De modo que me escapé de la casa de la calle de Aribau y casi tuve que taparme los oídos para no escuchar al piano al que atormentaba Román.

Mi tío había pasado cinco días encerrado en su cuarto. (Según me dijo Gloria, no había salido ni una vez a la calle.) Y aquella mañana apareció en la casa escrutando las novedades con sus ojos penetrantes. En algunos rincones se notaba la falta de los muebles que Gloria había vendido al trapero. Por aquellos claros corrían, desaladas, las cucarachas.

– ¡Estás robando a mi madre! -gritó.

La abuela acudió inmediatamente.

– No, hijo, no. Los he vendido yo, son míos; los he vendido porque los necesitaba, porque estoy en mi derecho…

Resultaba tan incongruente oír hablar de derechos a aquella viejecilla desgraciada, que era capaz de morirse de hambre si la comida estaba escasa para que quedase mas a los otros, o de frío para que el niño tuviese otra manta en su cuna, que Román se sonrió.

Por la tarde, mi tío empezó a tocar el piano. Yo le vi en el salón, desde la puerta de la galería.

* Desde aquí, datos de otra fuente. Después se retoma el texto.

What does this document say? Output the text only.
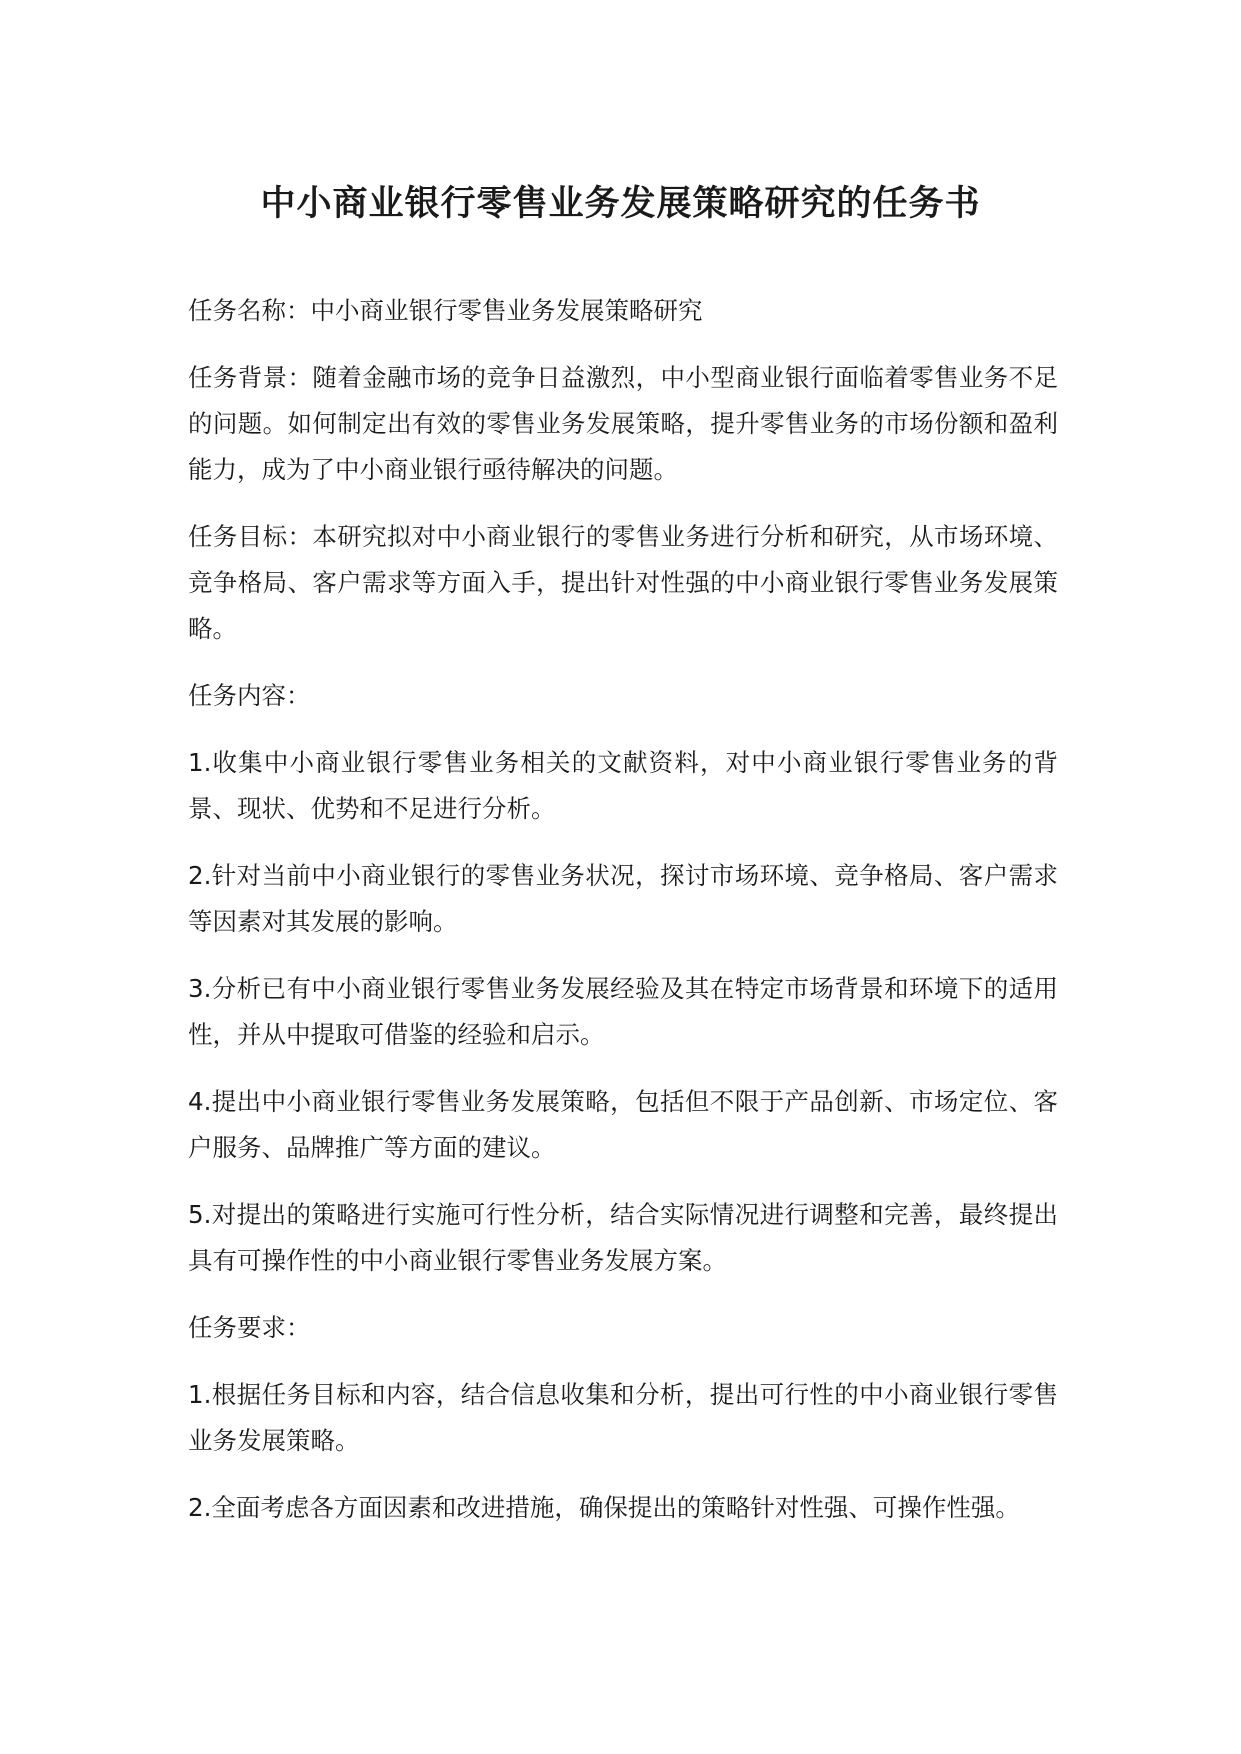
中小商业银行零售业务发展策略研究的任务书

任务名称：中小商业银行零售业务发展策略研究

任务背景：随着金融市场的竞争日益激烈，中小型商业银行面临着零售业务不足的问题。如何制定出有效的零售业务发展策略，提升零售业务的市场份额和盈利能力，成为了中小商业银行亟待解决的问题。

任务目标：本研究拟对中小商业银行的零售业务进行分析和研究，从市场环境、竞争格局、客户需求等方面入手，提出针对性强的中小商业银行零售业务发展策略。

任务内容：

1.收集中小商业银行零售业务相关的文献资料，对中小商业银行零售业务的背景、现状、优势和不足进行分析。

2.针对当前中小商业银行的零售业务状况，探讨市场环境、竞争格局、客户需求等因素对其发展的影响。

3.分析已有中小商业银行零售业务发展经验及其在特定市场背景和环境下的适用性，并从中提取可借鉴的经验和启示。

4.提出中小商业银行零售业务发展策略，包括但不限于产品创新、市场定位、客户服务、品牌推广等方面的建议。

5.对提出的策略进行实施可行性分析，结合实际情况进行调整和完善，最终提出具有可操作性的中小商业银行零售业务发展方案。

任务要求：

1.根据任务目标和内容，结合信息收集和分析，提出可行性的中小商业银行零售业务发展策略。

2.全面考虑各方面因素和改进措施，确保提出的策略针对性强、可操作性强。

Detrás de su cabeza se extendía un haz de sol. Se volvió hacia mí y me vio también y también me dirigió una sonrisa viva que le venía por encima de todos sus pensamientos.

– Te has puesto demasiado guapa para querer escuchar mi música, ¿eh? Tú, como las mujeres todas de esta casa, huyes…

Apretaba las teclas con pasión, obligándolas a darle el sentido de una esplendorosa primavera. Tenía los ojos enrojecidos, como hombre que ha tomado mucho alcohol o que no ha dormido en varios días. Al tocar, la cara se le llenaba de arrugas.

De modo que huí de él, como otras veces había hecho. En la calle recordé solamente su galantería. «A pesar de todo -pensé-, Román hace vivir a las gentes de su alrededor. Él sabe, en realidad, lo que les ocurre. Él sabe que yo esta tarde estoy ilusionada.»